Il dr. Maggio, prendendo la parola, ricorda che è uscito dal Bord
del Webthal perché quel programma, funzionando solo in Internet,
non garantiva la sicurezza dei dati di ogni Centro, e per spirito di gruppo
con la SOS.T.E.
Esaurite le premesse, si apre un'ampia discussione nella quale tutti i
presenti hanno preso la parola per chiarimenti e precisazioni: il dr.
Forni, che già usa il Webthal da oltre un anno, puntualizza che
il Webthal è un programma molto facile da usare e che i dati sono
assolutamente criptati, e sottolinea che se la SO.S.T.E. se non vuole
restare un gruppo ristretto alla Sicilia, ma tende a diventare la Società
Italiana per la Talassemia deve tenere presente che il Webthal è
già usato presso molti Centri Italiani ed anche stranieri. Il dr.

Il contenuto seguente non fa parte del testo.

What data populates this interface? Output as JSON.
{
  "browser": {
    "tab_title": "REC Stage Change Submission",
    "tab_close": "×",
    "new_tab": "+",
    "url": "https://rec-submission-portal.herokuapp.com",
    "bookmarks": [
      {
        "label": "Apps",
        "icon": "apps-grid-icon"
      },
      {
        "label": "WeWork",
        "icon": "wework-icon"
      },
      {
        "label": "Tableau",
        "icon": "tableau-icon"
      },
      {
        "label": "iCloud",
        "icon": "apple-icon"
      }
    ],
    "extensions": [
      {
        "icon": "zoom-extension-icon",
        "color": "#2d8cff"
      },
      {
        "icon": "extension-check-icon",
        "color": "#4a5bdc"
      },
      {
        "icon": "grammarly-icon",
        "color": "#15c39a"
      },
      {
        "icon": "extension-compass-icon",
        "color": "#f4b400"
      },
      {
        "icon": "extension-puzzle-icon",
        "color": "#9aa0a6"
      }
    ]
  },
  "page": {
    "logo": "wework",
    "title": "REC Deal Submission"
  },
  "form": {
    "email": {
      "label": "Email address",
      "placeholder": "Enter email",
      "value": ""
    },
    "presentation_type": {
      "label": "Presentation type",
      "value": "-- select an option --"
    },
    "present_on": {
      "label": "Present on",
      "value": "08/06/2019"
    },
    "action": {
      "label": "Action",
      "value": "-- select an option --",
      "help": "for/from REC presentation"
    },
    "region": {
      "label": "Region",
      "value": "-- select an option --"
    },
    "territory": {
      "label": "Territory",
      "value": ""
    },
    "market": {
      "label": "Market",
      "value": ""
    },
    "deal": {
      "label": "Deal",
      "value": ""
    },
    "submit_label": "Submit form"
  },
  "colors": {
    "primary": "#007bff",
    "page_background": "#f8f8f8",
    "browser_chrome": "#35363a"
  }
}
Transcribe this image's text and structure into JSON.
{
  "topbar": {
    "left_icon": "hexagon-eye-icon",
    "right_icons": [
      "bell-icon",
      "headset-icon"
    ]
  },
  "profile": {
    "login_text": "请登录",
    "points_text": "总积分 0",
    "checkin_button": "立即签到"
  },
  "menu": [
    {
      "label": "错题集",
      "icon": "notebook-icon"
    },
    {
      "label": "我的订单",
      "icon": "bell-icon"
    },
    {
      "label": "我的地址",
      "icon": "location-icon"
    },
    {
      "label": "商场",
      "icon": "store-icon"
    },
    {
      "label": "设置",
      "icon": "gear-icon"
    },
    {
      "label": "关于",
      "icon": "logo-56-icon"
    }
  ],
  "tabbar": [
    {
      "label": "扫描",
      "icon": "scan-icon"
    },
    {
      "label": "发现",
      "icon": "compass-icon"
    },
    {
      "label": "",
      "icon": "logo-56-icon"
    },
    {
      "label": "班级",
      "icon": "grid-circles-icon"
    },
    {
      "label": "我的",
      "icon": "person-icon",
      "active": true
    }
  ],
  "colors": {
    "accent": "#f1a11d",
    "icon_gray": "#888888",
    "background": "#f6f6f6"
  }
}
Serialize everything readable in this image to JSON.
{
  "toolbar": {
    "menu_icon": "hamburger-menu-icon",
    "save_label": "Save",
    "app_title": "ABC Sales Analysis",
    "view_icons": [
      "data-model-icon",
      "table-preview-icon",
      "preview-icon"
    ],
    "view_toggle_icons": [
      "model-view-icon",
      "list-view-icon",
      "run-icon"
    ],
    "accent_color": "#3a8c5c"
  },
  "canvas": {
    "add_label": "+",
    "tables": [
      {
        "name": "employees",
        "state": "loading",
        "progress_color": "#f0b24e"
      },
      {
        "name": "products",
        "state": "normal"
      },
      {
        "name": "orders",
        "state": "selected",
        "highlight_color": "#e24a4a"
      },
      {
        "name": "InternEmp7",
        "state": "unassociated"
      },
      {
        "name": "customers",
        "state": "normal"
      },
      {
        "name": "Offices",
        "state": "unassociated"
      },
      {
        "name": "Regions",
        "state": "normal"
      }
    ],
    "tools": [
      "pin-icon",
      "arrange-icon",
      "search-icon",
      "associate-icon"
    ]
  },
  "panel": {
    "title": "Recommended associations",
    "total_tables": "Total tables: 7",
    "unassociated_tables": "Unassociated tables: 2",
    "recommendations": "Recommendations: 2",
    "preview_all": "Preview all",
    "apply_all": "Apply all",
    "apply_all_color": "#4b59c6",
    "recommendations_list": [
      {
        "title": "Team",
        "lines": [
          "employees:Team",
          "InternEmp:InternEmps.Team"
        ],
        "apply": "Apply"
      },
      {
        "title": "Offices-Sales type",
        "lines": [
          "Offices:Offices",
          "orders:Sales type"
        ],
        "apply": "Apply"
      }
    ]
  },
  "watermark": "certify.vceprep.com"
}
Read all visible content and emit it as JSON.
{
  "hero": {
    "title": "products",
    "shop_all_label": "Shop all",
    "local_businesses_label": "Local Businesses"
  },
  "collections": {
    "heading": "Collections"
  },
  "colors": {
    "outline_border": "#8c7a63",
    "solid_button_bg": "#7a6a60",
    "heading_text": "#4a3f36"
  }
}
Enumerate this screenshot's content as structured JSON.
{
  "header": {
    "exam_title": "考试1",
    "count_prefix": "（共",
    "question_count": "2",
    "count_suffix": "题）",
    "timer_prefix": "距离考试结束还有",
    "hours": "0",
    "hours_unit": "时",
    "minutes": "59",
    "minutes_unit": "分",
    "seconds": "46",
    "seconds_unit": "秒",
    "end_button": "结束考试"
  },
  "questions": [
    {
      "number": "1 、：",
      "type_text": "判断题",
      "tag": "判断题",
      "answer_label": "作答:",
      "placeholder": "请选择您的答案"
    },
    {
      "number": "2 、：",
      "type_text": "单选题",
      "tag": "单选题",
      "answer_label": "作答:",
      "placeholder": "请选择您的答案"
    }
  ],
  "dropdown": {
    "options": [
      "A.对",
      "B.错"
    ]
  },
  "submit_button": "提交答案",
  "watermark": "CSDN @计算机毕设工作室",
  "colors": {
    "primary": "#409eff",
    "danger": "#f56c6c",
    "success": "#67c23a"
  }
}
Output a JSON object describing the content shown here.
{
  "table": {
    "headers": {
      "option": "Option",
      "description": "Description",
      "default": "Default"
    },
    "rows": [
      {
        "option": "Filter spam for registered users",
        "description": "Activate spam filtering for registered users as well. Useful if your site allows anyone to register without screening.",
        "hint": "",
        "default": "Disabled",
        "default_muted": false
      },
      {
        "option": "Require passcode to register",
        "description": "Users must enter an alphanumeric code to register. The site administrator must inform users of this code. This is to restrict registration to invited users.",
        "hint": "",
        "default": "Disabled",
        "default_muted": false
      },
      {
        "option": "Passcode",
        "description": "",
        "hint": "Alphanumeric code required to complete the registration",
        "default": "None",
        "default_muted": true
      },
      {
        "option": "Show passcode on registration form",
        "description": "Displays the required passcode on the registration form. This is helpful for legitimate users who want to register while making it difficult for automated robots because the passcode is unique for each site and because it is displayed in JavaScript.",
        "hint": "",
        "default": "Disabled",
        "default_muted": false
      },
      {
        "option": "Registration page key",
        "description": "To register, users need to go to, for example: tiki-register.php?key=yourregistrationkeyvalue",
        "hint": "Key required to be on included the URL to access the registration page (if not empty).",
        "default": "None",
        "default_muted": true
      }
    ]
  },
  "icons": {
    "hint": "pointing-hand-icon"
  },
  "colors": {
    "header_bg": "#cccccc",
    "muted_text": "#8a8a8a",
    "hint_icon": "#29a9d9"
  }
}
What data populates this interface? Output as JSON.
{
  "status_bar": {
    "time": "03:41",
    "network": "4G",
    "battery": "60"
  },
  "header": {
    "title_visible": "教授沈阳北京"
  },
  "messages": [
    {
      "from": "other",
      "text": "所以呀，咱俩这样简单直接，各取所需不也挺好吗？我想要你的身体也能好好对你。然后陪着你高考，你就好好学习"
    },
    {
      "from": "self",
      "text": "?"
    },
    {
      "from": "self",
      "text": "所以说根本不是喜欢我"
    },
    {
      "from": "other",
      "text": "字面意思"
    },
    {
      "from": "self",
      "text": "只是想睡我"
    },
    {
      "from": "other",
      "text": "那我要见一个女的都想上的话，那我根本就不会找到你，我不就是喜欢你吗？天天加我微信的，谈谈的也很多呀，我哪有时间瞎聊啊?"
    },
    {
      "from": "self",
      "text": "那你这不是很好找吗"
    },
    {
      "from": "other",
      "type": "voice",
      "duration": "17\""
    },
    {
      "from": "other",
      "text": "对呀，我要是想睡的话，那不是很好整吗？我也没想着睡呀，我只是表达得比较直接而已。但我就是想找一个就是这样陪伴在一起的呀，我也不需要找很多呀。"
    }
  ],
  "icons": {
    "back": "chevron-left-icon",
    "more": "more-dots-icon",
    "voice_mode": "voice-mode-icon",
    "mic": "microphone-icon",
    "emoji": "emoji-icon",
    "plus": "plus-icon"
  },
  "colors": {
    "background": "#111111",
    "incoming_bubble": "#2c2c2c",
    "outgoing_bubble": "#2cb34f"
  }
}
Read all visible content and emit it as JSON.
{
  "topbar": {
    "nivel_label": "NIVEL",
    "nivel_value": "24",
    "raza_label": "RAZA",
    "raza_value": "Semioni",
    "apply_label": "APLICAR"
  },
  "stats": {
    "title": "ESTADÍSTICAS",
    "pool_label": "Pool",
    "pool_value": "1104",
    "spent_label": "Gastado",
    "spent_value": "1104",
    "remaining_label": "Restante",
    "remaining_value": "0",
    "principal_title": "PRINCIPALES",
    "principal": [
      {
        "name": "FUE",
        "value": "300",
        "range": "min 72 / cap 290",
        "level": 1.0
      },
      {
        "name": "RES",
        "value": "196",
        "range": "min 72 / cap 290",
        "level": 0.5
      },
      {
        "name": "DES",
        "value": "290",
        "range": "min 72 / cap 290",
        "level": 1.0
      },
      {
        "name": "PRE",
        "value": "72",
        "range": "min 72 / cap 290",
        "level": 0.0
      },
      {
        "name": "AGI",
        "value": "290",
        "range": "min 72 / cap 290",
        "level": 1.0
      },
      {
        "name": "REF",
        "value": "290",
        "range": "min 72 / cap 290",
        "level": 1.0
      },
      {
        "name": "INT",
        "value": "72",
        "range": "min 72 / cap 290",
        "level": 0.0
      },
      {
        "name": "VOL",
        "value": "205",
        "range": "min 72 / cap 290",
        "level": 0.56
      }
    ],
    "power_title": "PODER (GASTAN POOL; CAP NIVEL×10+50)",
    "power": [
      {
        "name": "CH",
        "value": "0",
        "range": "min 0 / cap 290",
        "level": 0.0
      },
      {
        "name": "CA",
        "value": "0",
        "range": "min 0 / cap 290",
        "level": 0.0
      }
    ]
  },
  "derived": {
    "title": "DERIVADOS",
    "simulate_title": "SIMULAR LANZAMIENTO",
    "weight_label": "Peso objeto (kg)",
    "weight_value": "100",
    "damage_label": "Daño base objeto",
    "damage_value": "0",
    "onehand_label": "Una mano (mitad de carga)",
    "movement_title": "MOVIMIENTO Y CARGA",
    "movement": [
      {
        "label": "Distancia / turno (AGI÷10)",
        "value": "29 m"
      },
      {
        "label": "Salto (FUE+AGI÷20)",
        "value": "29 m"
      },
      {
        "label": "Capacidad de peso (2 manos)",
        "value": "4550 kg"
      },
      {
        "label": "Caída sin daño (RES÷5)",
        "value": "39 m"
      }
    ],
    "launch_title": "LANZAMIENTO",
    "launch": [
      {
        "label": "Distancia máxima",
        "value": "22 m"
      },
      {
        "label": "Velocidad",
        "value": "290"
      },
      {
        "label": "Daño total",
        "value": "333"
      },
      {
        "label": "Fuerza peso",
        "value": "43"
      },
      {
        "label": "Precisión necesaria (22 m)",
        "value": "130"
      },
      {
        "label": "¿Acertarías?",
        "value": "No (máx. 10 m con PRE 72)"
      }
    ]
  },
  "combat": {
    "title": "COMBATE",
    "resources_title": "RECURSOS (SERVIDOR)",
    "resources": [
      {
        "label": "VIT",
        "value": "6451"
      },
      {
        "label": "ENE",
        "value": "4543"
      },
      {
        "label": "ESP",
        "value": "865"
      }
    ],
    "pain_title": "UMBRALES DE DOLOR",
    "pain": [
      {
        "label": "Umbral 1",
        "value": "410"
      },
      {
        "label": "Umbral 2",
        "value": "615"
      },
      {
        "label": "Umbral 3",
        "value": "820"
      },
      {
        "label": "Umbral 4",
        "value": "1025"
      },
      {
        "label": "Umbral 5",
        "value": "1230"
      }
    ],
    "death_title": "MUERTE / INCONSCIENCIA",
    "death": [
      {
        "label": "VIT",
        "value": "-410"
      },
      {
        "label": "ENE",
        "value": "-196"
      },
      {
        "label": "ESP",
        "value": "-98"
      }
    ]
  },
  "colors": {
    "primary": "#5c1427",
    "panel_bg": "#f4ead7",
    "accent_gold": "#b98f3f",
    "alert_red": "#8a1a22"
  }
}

Magnano riferisce che recentemente ha avuto dalla dr.ssa Cappellini una
sollecitazione ad utilizzare il Webthal in maniera da costituire un solo
gruppo italiano. Il dr. Maggio fa presente che il SIT ha avuto dalla Comunità
Europea un finanziamento di £ 200.000.000 e che non si sente di
non concludere il progetto.
In conclusione, il Comitato Direttivo dà mandato al dr. Maggio,
che ne ha fatto esplicita richiesta, di dare un ulteriore tempo di 6/8
mesi per la verifica della possibile attuazione pratica della cartella
SIT, individuando dei centri pilota in cui istallare e fare lavorare il
SIT con lo stretto supporto della Ematic S.r.l.